Ed è inoltre detto: “E Dio chiamò l’asciutto “terra”, e le acque ormai radunate in luoghi prestabiliti “mari”.
Si domanda ora: “Per chi avrebbe dunque Dio fissato questi nomi?”. Per Se Stesso Egli non avrebbe avuto davvero bisogno di farlo, perché sarebbe un po’ troppo ingenuo supporre che la suprema divina Sapienza volesse trarre uno speciale compiacimento, come può accadere ad un uomo, per il fatto che essa era riuscita a dare all’asciutto il nome di “terra” ed alle acque, separate e raccolte in luoghi determinati, quello di “mare”.
Ma, d’altro canto, per qualcun altro di certo Dio non poteva dare questi nomi all’asciutto e alle acque separatesi da esso, considerato che all’epoca in cui sarebbe avvenuta tale creazione non poteva esistervi ancora alcun essere all’infuori di Lui che avesse potuto comprenderLo!
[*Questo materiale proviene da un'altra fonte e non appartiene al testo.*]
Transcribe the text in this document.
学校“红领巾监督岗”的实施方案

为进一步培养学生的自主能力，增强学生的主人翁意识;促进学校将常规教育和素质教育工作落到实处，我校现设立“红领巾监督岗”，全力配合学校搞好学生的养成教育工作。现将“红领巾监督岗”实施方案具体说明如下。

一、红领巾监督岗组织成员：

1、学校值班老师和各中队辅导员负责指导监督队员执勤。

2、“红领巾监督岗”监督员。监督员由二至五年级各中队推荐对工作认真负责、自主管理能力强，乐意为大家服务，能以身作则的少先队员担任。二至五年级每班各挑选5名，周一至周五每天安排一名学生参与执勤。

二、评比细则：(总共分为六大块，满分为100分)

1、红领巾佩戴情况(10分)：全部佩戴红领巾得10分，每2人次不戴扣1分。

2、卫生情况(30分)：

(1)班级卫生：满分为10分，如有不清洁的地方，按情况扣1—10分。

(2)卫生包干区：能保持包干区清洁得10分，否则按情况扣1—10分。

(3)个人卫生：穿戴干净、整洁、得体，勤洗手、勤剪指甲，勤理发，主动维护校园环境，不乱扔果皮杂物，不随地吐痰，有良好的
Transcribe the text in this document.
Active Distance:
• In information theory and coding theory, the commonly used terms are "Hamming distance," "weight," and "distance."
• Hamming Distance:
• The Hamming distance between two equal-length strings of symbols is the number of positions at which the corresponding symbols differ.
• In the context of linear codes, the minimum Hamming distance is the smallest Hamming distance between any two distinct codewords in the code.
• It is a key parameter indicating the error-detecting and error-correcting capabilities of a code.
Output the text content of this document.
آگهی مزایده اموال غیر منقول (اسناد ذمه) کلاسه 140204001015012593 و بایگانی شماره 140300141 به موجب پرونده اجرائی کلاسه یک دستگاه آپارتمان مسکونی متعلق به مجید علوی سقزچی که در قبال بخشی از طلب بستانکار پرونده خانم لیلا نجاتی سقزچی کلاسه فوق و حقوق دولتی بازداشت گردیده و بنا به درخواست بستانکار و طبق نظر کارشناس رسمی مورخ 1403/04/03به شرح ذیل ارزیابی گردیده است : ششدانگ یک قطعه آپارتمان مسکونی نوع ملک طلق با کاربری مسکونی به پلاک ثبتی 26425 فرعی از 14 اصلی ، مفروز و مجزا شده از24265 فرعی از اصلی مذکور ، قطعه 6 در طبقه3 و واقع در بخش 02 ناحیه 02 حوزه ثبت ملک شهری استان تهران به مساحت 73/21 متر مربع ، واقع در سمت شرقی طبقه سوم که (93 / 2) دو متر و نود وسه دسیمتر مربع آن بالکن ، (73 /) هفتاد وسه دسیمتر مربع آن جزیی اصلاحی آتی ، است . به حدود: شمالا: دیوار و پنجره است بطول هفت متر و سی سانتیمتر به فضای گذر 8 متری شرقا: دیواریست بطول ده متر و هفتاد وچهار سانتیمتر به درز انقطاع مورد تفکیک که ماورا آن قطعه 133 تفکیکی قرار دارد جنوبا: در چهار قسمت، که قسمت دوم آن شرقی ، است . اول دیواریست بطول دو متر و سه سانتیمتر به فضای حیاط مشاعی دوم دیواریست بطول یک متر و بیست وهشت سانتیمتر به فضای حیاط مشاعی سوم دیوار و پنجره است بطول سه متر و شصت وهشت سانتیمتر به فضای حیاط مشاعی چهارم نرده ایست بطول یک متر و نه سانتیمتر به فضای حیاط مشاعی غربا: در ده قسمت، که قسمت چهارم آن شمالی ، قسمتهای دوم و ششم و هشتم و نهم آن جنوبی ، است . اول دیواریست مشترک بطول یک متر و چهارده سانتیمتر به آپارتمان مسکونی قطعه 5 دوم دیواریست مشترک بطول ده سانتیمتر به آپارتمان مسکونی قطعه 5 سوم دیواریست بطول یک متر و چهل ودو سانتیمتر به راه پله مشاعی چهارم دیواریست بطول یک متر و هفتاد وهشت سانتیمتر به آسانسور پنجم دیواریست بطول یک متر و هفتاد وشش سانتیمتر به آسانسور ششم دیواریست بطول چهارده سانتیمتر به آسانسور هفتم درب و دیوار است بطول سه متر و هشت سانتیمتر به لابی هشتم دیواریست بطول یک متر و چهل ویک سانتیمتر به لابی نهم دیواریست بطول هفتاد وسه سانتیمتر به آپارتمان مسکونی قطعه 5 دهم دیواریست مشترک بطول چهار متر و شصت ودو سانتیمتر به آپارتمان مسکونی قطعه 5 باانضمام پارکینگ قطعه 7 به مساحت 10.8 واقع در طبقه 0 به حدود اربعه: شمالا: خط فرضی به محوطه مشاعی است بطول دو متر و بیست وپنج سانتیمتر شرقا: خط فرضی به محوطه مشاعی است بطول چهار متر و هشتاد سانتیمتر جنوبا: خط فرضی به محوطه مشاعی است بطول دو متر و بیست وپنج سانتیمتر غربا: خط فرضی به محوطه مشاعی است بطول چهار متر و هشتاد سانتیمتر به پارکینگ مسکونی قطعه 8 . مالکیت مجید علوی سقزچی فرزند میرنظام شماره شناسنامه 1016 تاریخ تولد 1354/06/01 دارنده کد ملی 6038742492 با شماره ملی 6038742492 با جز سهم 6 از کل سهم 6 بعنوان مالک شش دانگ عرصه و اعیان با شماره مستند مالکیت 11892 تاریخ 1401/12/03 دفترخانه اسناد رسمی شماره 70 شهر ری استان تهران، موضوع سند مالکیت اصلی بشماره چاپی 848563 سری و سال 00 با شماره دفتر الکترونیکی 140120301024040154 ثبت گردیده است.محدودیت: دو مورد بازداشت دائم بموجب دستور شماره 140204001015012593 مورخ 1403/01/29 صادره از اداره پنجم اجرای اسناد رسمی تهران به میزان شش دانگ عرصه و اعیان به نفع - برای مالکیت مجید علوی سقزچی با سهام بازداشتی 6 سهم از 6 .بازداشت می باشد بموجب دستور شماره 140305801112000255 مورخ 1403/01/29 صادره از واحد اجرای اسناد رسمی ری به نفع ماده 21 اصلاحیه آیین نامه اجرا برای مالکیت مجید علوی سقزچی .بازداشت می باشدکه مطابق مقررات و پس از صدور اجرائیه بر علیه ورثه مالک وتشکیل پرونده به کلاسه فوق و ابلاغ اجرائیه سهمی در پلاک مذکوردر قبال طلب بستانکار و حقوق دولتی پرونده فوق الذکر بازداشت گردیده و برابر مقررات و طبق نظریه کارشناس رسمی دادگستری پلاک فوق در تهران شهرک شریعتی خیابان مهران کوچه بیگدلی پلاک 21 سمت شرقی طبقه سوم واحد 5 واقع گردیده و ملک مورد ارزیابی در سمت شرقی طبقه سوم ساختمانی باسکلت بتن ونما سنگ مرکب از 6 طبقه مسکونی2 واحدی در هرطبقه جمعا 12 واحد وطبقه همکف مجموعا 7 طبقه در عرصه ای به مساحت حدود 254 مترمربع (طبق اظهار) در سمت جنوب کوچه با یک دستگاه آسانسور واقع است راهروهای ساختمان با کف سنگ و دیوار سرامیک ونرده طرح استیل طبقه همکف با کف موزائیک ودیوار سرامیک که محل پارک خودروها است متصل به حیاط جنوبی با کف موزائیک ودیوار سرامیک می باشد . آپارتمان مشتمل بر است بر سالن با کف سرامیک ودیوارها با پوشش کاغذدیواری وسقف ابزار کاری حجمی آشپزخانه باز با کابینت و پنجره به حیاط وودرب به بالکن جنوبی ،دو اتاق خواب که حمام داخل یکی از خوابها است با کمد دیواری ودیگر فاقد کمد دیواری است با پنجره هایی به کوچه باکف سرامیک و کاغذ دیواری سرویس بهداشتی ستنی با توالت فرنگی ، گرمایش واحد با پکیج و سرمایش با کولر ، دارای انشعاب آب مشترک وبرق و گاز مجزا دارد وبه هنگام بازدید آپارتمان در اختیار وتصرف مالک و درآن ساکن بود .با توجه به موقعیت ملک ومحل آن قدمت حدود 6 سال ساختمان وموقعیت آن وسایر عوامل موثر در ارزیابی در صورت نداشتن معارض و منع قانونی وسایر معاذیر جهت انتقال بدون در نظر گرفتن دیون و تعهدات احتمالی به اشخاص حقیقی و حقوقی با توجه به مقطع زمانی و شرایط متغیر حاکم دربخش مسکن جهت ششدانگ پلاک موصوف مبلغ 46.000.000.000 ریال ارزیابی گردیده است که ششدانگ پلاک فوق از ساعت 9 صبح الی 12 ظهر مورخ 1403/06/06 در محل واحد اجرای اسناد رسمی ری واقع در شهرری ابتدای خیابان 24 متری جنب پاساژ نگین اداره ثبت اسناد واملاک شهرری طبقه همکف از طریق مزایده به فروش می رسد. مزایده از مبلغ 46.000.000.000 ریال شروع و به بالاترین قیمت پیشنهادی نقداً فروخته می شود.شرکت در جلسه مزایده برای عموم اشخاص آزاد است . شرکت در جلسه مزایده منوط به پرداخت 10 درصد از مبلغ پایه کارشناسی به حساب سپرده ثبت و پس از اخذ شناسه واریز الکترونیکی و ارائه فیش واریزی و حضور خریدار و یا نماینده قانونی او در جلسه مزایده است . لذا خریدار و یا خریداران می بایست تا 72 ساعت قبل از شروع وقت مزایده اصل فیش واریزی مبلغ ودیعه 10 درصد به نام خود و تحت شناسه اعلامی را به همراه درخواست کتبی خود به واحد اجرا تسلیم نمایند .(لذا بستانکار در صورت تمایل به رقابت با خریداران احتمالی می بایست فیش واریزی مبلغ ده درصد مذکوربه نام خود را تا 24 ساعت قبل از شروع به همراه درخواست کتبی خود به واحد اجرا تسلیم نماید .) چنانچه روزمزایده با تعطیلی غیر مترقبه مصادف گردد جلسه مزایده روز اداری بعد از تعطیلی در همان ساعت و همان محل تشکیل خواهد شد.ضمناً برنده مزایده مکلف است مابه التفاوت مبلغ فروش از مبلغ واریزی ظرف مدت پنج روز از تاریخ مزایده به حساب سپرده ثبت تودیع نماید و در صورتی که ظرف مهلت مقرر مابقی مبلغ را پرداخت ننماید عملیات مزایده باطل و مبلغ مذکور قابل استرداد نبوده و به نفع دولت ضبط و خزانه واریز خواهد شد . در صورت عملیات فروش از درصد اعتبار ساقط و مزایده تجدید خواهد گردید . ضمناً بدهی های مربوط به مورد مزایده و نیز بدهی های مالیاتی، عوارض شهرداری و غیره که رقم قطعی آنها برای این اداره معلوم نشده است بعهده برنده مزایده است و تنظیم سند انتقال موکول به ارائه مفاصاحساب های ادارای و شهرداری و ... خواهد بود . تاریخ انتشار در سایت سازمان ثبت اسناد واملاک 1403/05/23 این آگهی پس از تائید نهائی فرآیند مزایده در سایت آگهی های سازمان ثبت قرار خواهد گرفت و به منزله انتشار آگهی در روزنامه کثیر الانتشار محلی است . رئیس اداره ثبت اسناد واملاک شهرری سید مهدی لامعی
Non è dunque possibile che quanto ha raccontato Mosè sia da intendere nel senso materiale, ma solamente nel senso puramente spirituale, e le parole di Mosè non stanno in alcuna relazione con la creazione primordiale dei mondi, ad eccezione di quella che risulta dalla rispondenza che si può desumere partendo dallo spirituale e procedendo a ritroso, vale a dire retrocedendo dallo spirituale al materiale o naturale; questo però è un mistero le cui profondità possono essere penetrate solo dalla sapienza di un angelo. Nell’uomo dunque avviene una separazione perfino per quanto riguarda la sua parte naturale. Le cognizioni acquisite hanno cioè il luogo ad esse destinato, e costituiscono il mare dell’uomo, mentre l’amore, che sorge dalle cognizioni, come un terreno atto a produrre i suoi frutti viene continuamente lambito dal mare, ossia dalla vera luce emanata da detto mare quale complesso delle cognizioni, e viene sempre più fertilizzato e reso idoneo alla produzione, sempre più abbondante di ogni specie dei più nobili frutti.